5 Apr, 2011 By: Ashley Ratcliff

Street 4/12/11
Sports Documentary
$27.97 DVD, $29.97 Blu-ray
Not rated.

One need not look further than Hawaii to find the surf haven of the world. And writer-director Dana Brown, son of sports documentarian Bruce Brown (The Endless Summer), superbly captures the mystique of the island state’s surf culture in Highwater.

In 2005, Brown spent several weeks filming the Super Bowl of surf: the Vans Triple Crown, held on the North Shore of Oahu. In addition to visually stunning waves and the awe-inspiring skills of the watermen riding them, Highwater is enhanced with interviews with the sport’s elite — old-timers such as Mark Cunningham, who reminisce about surf’s glory days in the ’70s, veterans such as Kelly Slater and Tom Curren still living the dream, and a slew of newcomers vying for their place in surf history.
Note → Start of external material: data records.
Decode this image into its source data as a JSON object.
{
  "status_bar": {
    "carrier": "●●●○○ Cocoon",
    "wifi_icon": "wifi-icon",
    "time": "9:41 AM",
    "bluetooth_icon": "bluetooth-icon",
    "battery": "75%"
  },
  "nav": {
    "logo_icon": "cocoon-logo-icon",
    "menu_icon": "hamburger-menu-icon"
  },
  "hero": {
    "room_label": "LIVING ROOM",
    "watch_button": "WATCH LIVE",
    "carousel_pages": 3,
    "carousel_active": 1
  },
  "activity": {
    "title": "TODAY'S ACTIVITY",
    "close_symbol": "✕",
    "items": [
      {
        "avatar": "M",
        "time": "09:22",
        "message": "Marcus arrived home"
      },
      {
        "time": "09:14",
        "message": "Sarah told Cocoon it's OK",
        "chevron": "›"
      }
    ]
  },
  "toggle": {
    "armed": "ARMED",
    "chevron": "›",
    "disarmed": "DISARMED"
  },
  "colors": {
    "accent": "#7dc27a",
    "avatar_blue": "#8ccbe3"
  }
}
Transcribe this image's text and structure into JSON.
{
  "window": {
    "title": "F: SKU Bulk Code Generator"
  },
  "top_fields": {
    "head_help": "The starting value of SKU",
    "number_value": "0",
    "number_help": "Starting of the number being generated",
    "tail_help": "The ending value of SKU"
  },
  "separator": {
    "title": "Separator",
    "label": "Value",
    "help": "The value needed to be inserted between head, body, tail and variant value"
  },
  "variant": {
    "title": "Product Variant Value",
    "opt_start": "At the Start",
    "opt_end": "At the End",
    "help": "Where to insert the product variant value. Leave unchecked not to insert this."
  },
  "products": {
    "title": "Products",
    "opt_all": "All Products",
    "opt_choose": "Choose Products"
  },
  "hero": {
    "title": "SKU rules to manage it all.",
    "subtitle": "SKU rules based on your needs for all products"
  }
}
Surf, for these athletes, isn’t just a hobby, but rather a way of life. Vincent “Sunny” Garcia, a six-time Triple Crown winner and Hawaii native, has been known to fight to defend his territory. Mark Healey and Kalani Chapman grew up admiring North Shore waves and were late to class countless times because they were fixed on the surf.

Highwater’s most intriguing subject is Eric Haas, an eccentric, mythical surfer known to turn heads in the water with his unmatched technique. Surfers trade “Eric Haas” stories — the most memorable coming from Slater and Keith Malloy, who recall seeing the oddball hit the waves in football gear.

Though lighthearted in tone, the documentary turns tragic when Tahitian surfer Malik Joyeux, then 25 years old, dies in a surf accident at Pipeline, which has the reputation for being the deadliest of venues. Dozens of surfers and onlookers helped to find Joyeux in the water, and formed a prayer circle on the beach to honor their fallen friend. That somber incident embodies the camaraderie that defines the surfing community.